Any dispute arising under this Agreement will be subject to binding arbitration by a single Arbitrator with the American Arbitration Association (AAA), in accordance with its relevant industry rules, if any. The parties shall share equally in the payment of the Arbitrator’s fee. The arbitration will be held in Pennsylvania. The Arbitrator will have the authority to grant injunctive relief and specific performance to enforce the terms of this Agreement. Judgment on any award rendered by the Arbitrator may be entered in any Court of competent jurisdiction.

14. Attorneys' Fees

If any litigation or arbitration is instituted to enforce the terms of this Agreement, the prevailing party will be entitled to reimbursement of its reasonable attorneys' fees and costs by the non-prevailing party.

15. Severability

If any term of this Agreement is found to be unenforceable or contrary to law, it will be modified to the least extent necessary to make it enforceable, and the remaining portions of this Agreement will remain in full force and effect.

16. Force Majeure

Neither party will be held responsible for any delay or failure in performance of any part of this Agreement to the extent that such delay is caused by events or circumstances beyond the delayed party's reasonable control.

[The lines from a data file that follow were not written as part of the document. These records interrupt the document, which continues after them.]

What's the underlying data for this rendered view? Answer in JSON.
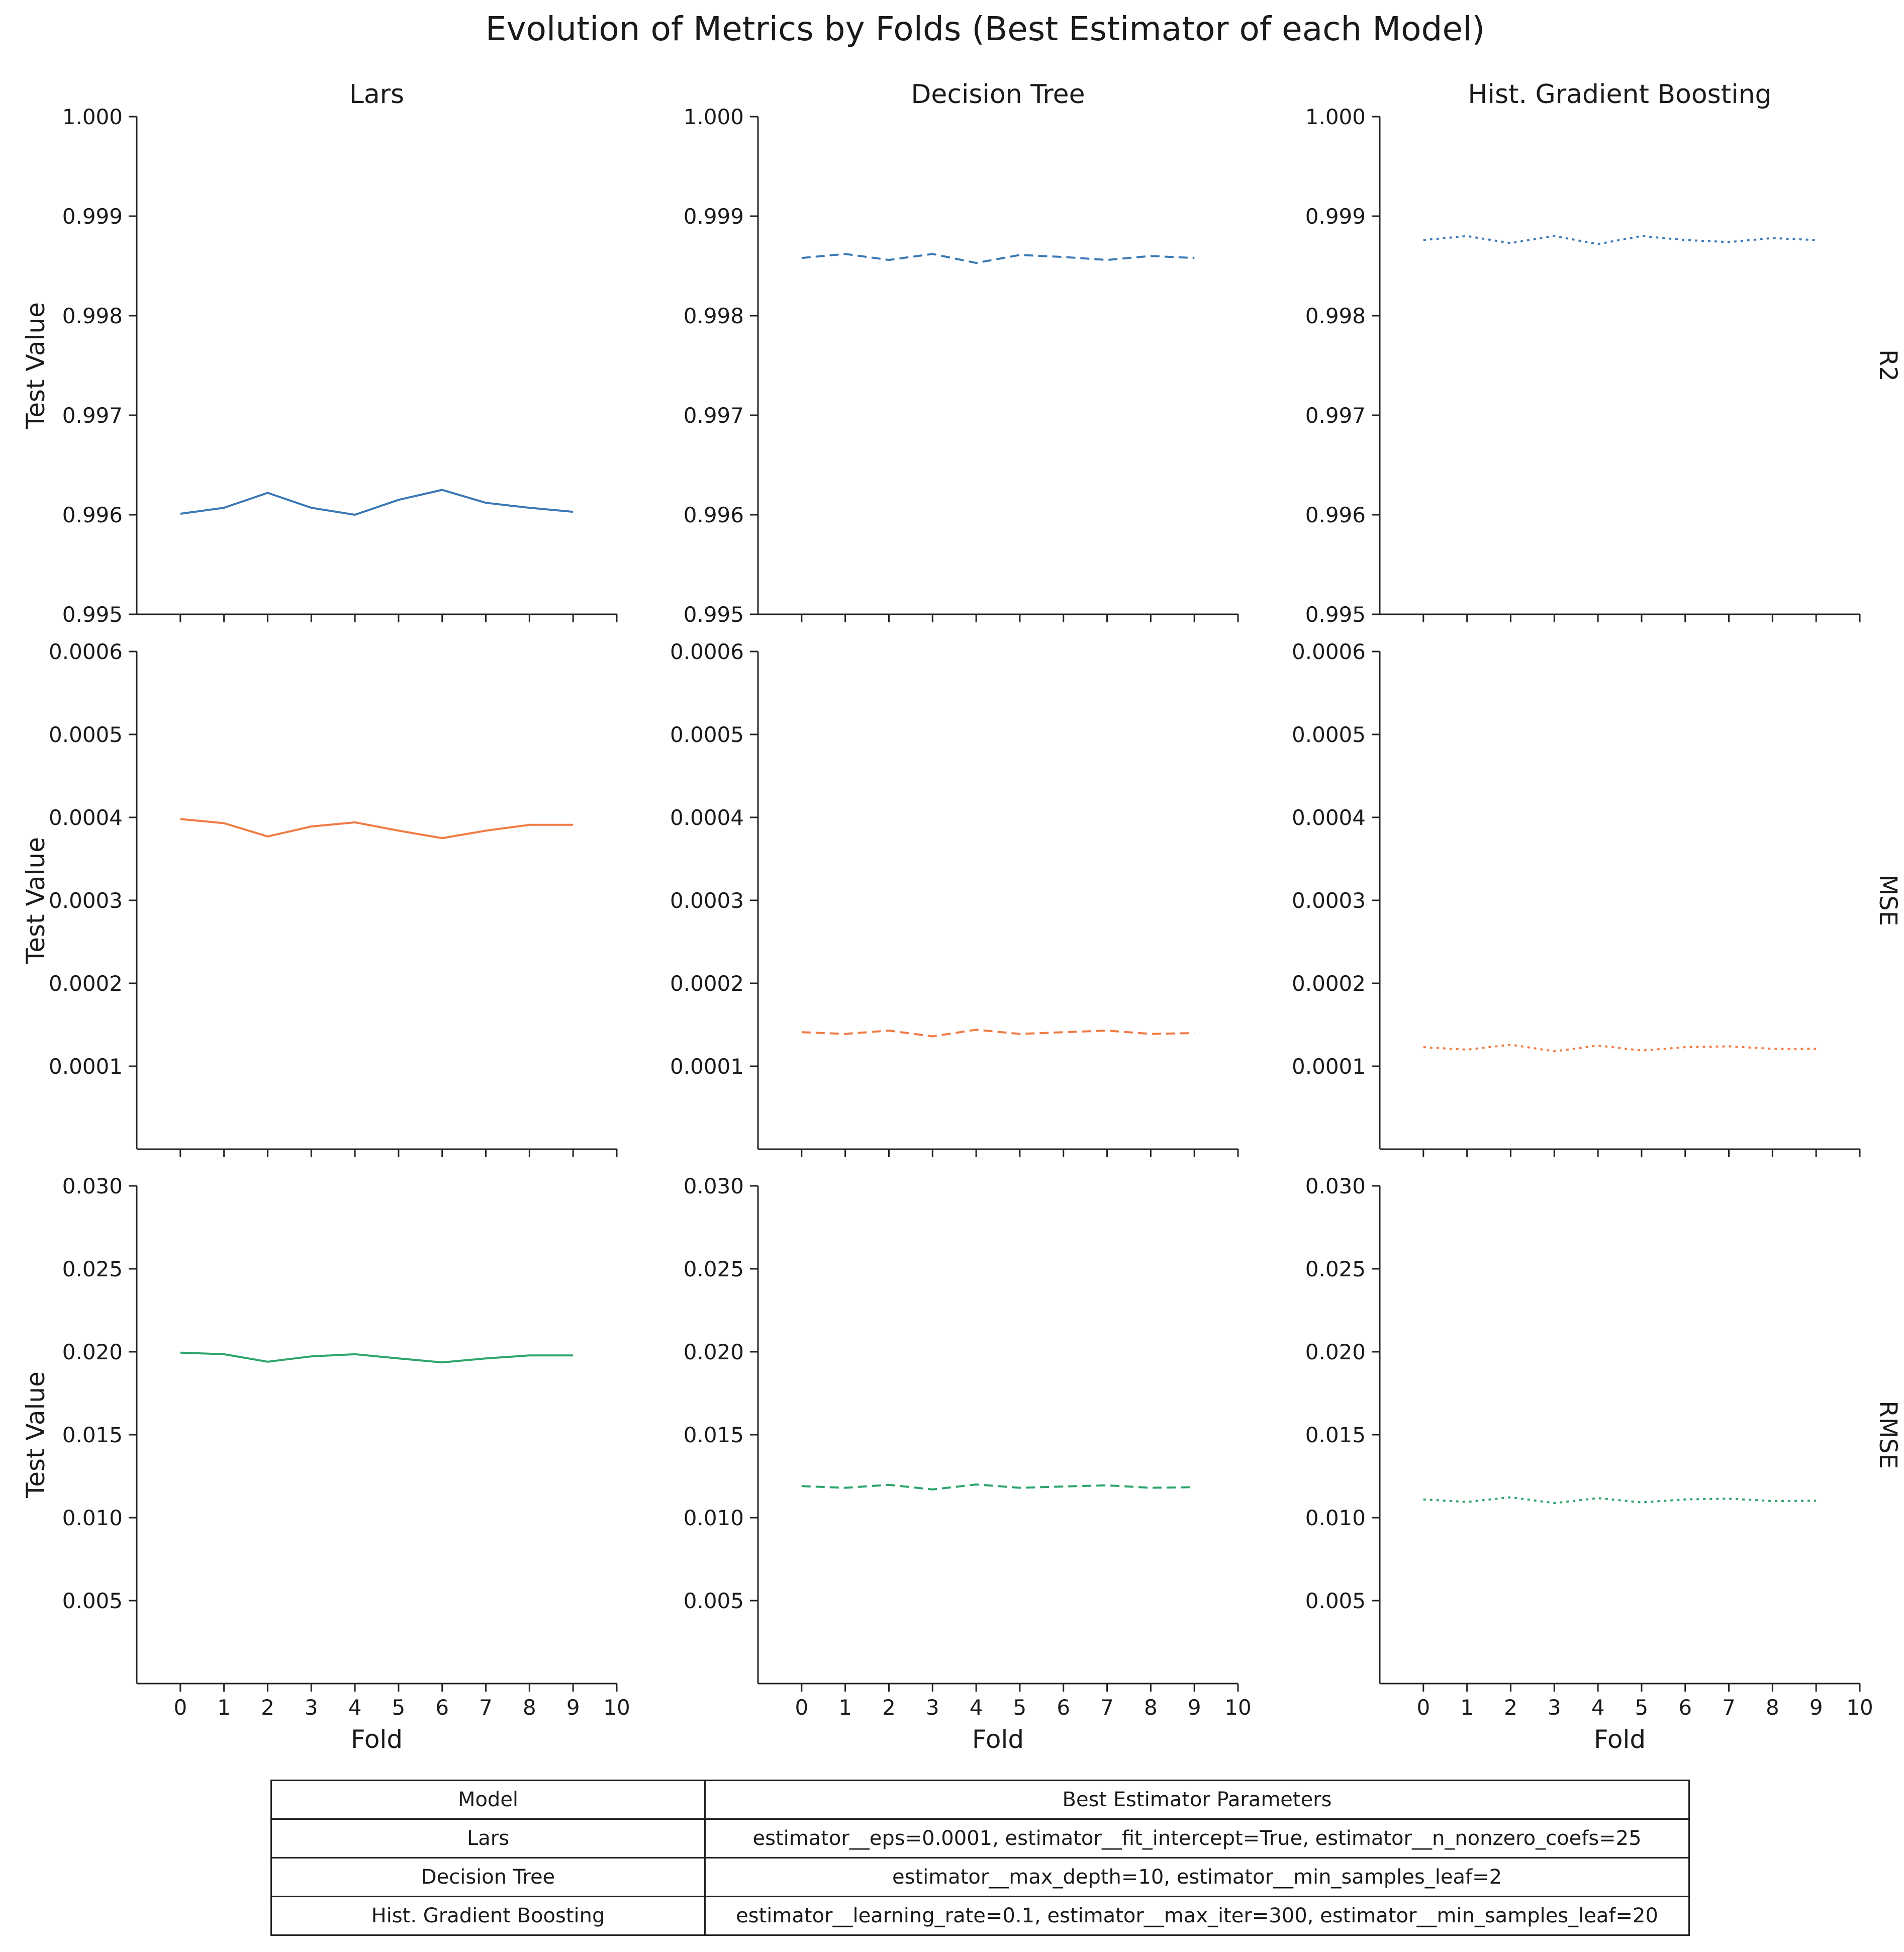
{
  "title": "Evolution of Metrics by Folds (Best Estimator of each Model)",
  "chart_data": {
    "type": "line",
    "columns": [
      "Lars",
      "Decision Tree",
      "Hist. Gradient Boosting"
    ],
    "rows": [
      {
        "name": "R2",
        "color": "#3a78b5",
        "ylim": [
          0.995,
          1.0
        ],
        "ytick_labels": [
          "0.995",
          "0.996",
          "0.997",
          "0.998",
          "0.999",
          "1.000"
        ],
        "ytick_values": [
          0.995,
          0.996,
          0.997,
          0.998,
          0.999,
          1.0
        ]
      },
      {
        "name": "MSE",
        "color": "#f07b45",
        "ylim": [
          0.0,
          0.0006
        ],
        "ytick_labels": [
          "0.0001",
          "0.0002",
          "0.0003",
          "0.0004",
          "0.0005",
          "0.0006"
        ],
        "ytick_values": [
          0.0001,
          0.0002,
          0.0003,
          0.0004,
          0.0005,
          0.0006
        ]
      },
      {
        "name": "RMSE",
        "color": "#2ca56a",
        "ylim": [
          0.0,
          0.03
        ],
        "ytick_labels": [
          "0.005",
          "0.010",
          "0.015",
          "0.020",
          "0.025",
          "0.030"
        ],
        "ytick_values": [
          0.005,
          0.01,
          0.015,
          0.02,
          0.025,
          0.03
        ]
      }
    ],
    "x": [
      0,
      1,
      2,
      3,
      4,
      5,
      6,
      7,
      8,
      9
    ],
    "xlim": [
      -1,
      10
    ],
    "xtick_labels": [
      "0",
      "1",
      "2",
      "3",
      "4",
      "5",
      "6",
      "7",
      "8",
      "9",
      "10"
    ],
    "xlabel": "Fold",
    "ylabel": "Test Value",
    "line_styles": [
      "solid",
      "dashed",
      "dotted"
    ],
    "values": {
      "R2": [
        [
          0.99601,
          0.99607,
          0.99622,
          0.99607,
          0.996,
          0.99615,
          0.99625,
          0.99612,
          0.99607,
          0.99603
        ],
        [
          0.99858,
          0.99862,
          0.99856,
          0.99862,
          0.99853,
          0.99861,
          0.99859,
          0.99856,
          0.9986,
          0.99858
        ],
        [
          0.99876,
          0.9988,
          0.99873,
          0.9988,
          0.99872,
          0.9988,
          0.99876,
          0.99874,
          0.99878,
          0.99876
        ]
      ],
      "MSE": [
        [
          0.000398,
          0.000393,
          0.000377,
          0.000389,
          0.000394,
          0.000384,
          0.000375,
          0.000384,
          0.000391,
          0.000391
        ],
        [
          0.000141,
          0.000139,
          0.000143,
          0.000136,
          0.000144,
          0.000139,
          0.000141,
          0.000143,
          0.000139,
          0.00014
        ],
        [
          0.000123,
          0.00012,
          0.000126,
          0.000118,
          0.000125,
          0.000119,
          0.000123,
          0.000124,
          0.000121,
          0.000121
        ]
      ],
      "RMSE": [
        [
          0.01995,
          0.01985,
          0.0194,
          0.01972,
          0.01985,
          0.0196,
          0.01936,
          0.0196,
          0.01978,
          0.01978
        ],
        [
          0.0119,
          0.0118,
          0.01198,
          0.0117,
          0.012,
          0.0118,
          0.01188,
          0.01195,
          0.0118,
          0.01184
        ],
        [
          0.0111,
          0.01095,
          0.01123,
          0.01088,
          0.01118,
          0.01092,
          0.0111,
          0.01115,
          0.011,
          0.01102
        ]
      ]
    }
  },
  "table": {
    "headers": [
      "Model",
      "Best Estimator Parameters"
    ],
    "rows": [
      {
        "model": "Lars",
        "params": "estimator__eps=0.0001, estimator__fit_intercept=True, estimator__n_nonzero_coefs=25"
      },
      {
        "model": "Decision Tree",
        "params": "estimator__max_depth=10, estimator__min_samples_leaf=2"
      },
      {
        "model": "Hist. Gradient Boosting",
        "params": "estimator__learning_rate=0.1, estimator__max_iter=300, estimator__min_samples_leaf=20"
      }
    ]
  }
}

17. Waiver and Modification

The waiver by any party of any breach of a provision of this Agreement will not be construed to be a waiver of any succeeding breach of any other provision. All waivers must be in writing, and signed by the party waiving its rights. This Agreement may be modified only by a written instrument executed by authorized representatives of the parties hereto.

18. Entire Agreement

This Addendum constitutes the entire agreement between the parties with respect to its subject matter, and supersedes all prior agreements, proposals, negotiations, representations or communications relating to the subject matter. Both parties acknowledge that they have not been induced to enter into this Agreement by any representations or promises not specifically stated herein.